Over the years, I've repeatedly tested performance between -Filter & -LDAPFilter and repeatedly came up with extremely narrow differences swinging in either direction. Given general performance variability, my conclusion is there's little to no difference! While we can assume there's some overhead involved in the interpretation of the -Filter argument it's probably minimal to the point of being undetectable. Included in that overhead there's an ability to query on calculated properties like "Enabled". That property as returned by Get-ADUser is likely a bitwise interpretation of UserAccountControl, it nevertheless can be queried with -Filter. There's been some debate about that and other properties/attributes, but I can personally attest to its reliability and have mentioned it in other SO discussions.

Note: It's possible these results could be different with more complex queries. However, increasing complexity might lead one to use -LDAPQuery for other more straightforward reasons.

I can't find those discussions at the moment but will try to update this note when I do. I know I reached a similar conclusion and commented on one of @mklement0's answers to which he directed me to one of @tomolak's where I logged a similar comment.

I've also long recognized that broad singular queries for broad needs are much faster than re-running a Get-* many times. Within reason, this appears to be universal, not specific to AD cmdlets. If I need to check that a user exists thousands of times it's much faster to load a list of all users first, then check the list than it is to run Get-ADUser that many times. Of course, if I only need to check a few users the formula might swing in the other direction. This firm observation is likely the reason the code sped up, not any difference between -Filter and -LDAPFilter.

In my experience, the real use case for -LDAPFilter is when certain attributes are not queryable with -Filter.

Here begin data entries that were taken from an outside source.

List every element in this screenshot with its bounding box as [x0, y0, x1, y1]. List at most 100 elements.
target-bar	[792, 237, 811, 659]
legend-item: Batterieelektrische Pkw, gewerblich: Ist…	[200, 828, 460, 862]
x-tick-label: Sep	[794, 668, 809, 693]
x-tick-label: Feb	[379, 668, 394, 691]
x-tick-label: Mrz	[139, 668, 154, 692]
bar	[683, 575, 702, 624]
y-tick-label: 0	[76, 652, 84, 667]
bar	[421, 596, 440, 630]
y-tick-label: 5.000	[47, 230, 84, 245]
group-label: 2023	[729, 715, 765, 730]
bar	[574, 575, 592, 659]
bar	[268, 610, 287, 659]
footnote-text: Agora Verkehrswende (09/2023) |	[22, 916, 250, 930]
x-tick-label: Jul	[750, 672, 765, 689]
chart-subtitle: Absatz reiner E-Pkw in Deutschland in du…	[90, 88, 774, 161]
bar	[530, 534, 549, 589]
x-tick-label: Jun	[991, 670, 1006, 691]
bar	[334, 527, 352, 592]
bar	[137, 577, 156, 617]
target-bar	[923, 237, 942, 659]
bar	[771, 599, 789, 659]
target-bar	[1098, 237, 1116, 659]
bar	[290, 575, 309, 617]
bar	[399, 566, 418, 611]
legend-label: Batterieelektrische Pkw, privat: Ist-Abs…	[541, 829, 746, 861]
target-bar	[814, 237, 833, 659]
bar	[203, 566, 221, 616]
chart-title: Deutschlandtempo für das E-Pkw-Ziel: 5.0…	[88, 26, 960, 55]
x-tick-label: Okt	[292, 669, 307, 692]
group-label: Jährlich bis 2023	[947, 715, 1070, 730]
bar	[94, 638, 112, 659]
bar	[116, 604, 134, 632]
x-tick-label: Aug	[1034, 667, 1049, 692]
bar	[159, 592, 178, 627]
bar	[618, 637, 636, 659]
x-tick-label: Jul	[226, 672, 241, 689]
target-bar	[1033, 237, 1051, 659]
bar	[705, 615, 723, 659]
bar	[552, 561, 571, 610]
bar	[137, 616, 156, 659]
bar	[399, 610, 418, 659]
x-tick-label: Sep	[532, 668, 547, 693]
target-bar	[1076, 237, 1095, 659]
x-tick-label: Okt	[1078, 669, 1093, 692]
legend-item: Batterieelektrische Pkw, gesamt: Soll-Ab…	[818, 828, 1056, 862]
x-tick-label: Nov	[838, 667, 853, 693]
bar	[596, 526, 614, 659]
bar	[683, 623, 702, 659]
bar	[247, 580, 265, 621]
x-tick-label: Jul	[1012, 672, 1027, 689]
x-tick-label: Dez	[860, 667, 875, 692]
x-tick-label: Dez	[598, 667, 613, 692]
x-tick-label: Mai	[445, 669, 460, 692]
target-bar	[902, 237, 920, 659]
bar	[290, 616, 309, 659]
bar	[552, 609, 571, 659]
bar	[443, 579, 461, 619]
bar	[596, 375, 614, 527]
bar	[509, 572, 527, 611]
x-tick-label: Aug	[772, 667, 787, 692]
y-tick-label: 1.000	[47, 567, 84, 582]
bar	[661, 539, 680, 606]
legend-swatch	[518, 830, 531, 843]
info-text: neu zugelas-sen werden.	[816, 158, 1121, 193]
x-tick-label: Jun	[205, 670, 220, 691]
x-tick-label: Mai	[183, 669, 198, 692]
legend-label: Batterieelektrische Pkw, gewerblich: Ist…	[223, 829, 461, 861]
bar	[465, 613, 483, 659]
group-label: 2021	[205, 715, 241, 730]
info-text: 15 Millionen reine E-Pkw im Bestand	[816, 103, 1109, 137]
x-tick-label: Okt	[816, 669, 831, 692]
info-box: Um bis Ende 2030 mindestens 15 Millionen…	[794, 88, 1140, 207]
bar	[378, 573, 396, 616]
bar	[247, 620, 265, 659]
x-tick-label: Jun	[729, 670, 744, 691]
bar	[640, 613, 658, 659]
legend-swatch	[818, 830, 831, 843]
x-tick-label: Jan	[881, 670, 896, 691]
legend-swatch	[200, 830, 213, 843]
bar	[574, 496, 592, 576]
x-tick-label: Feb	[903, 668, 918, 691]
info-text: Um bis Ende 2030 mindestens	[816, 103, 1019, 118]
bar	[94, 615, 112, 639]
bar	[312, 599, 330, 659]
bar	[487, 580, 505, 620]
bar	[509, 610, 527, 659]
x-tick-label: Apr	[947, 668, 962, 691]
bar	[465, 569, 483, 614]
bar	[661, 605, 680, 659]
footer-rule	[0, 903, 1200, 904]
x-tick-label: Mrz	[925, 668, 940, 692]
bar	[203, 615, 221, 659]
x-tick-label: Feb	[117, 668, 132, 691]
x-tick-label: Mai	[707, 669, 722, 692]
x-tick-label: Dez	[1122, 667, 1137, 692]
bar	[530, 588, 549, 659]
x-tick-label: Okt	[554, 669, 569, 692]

This is likely due to a lack of Filter > LDAPFilter translation for the given property. So, the best advice I can give and that which I employ is to use -Filter until you can't, and switch to -LDAPFilter when you need. I can't rule out other use cases, perhaps portability of query strings between different AD cmdlets? Despite all this, if you're comfortable with LDAP Queries generally or specifically, there's certainly no functional harm in using them.

Answer 2

I'd suggest moving to -LDAPFilter, like this:

Get-ADUser -LDAPFilter "(mail=$User)" -Properties SamAccountName, EmployeeID, EmailAddress

And building from that, the optimum would be a single search that gets all users in one go. This can also be done with -LDAPFilter, but it requires a bit more doing.

$mails = $listbox_Columns.SelectedItem  # this should be an array of email addresses
$filter = $mails -join ')(mail='

Get-ADUser -LDAPFilter "(|(mail=$filter))" -Properties SamAccountName, EmployeeID, EmailAddress

Chances are high that you don't need to distribute this across many jobs anymore at this point, this is as efficient as it gets.

What's happening in the second code sample:

$mails -join ')(mail=' together with (|(mail=$filter)) creates an LDAP search expression in the form of (|(mail=A)(mail=B)(mail=C)) and so on, which would give you all the matching objects (but nothing else) in one server round-trip.

Of course you need to familiarize yourself with the LDAP search filter syntax and take a look at the raw LDAP property values in your AD to use it effectively, but this is a small price to pay for the performance gains it provides.